If I'd recognized this a bit earlier it would have lended a bit of realism to one of the plot points from the last adventure. It was understood that an NPC the party had encountered had gotten himself into financial trouble because of his penchant for making use of the services offered at Ellabella's. When the PC's got there and I read them the prices from the book they were like, "He spent himself into the poorhouse at 15CP a pop?! He must have been screwing 24/7/336! Did he have a limp when we first saw him?"

If I'd bumped the price to around 20SP then it might have made a bit more sense.
 

Henry said:
Not to bring a downer to the talk of prostitutes, but a gold piece is not necessarily pure gold, just as in history. More likely, it's around 14K by mass/weight or so (around 50% - 60% pure). If a gold piece were pure gold, it would never stand up to the stress of being used as currency.

Actually, based on the weight and sizes listed in the PHB, it's not even close. They're more like tin with a bit of gold paint dabbed on them.

They have a real-size illo of a gp, that's an inch across, and they are supposedly 50/lb. In pure gold, they'd have to be a fraction of an inch thin.

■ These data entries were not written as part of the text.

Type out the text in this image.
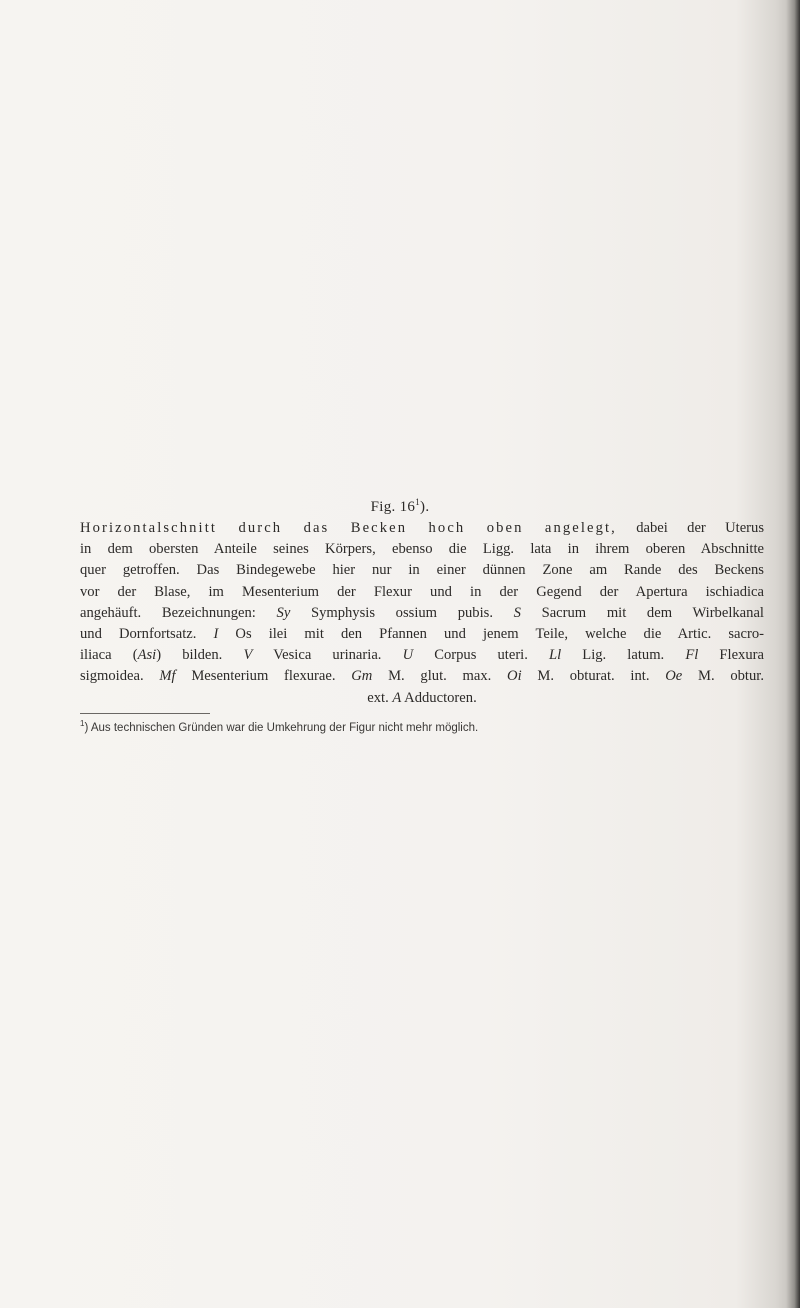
Fig. $16^1$).
Horizontalschnitt durch das Becken hoch oben angelegt, dabei der Uterus
in dem obersten Anteile seines Körpers, ebenso die Ligg. lata in ihrem oberen Abschnitte
quer getroffen. Das Bindegewebe hier nur in einer dünnen Zone am Rande des Beckens
vor der Blase, im Mesenterium der Flexur und in der Gegend der Apertura ischiadica
angehäuft. Bezeichnungen: Sy Symphysis ossium pubis. S Sacrum mit dem Wirbelkanal
und Dornfortsatz. I Os ilei mit den Pfannen und jenem Teile, welche die Artic. sacro-
iliaca (Asi) bilden. V Vesica urinaria. U Corpus uteri. Ll Lig. latum. Fl Flexura
sigmoidea. Mf Mesenterium flexurae. Gm M. glut. max. Oi M. obturat. int. Oe M. obtur.
ext. A Adductoren.
$^1$) Aus technischen Gründen war die Umkehrung der Figur nicht mehr möglich.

If someone wants to fix D&D economics, start by fixing the currency.
 

Henry said:
However, it seems that the value of a "working girl" in the Medieval period was significantly less than in the modern day, and I'm not sure there's anything in historical analogue to compare to "call girls" of modern times. A "girl" was a "girl" was a "girl", until the past 50 years or so, to my knowledge.
well, I would say the last two hundred, really - witness some of the Dumas' writings, about Camille (La Traviata/Moulin Rouge's storyline, set more than 50 years ago!) and some of the women in the Three Musketeers.
 

jerichothebard said:
They have a real-size illo of a gp, that's an inch across, and they are supposedly 50/lb. In pure gold, they'd have to be a fraction of an inch thin.
Uhh.... coins are a fraction of an inch thin. What am I missing?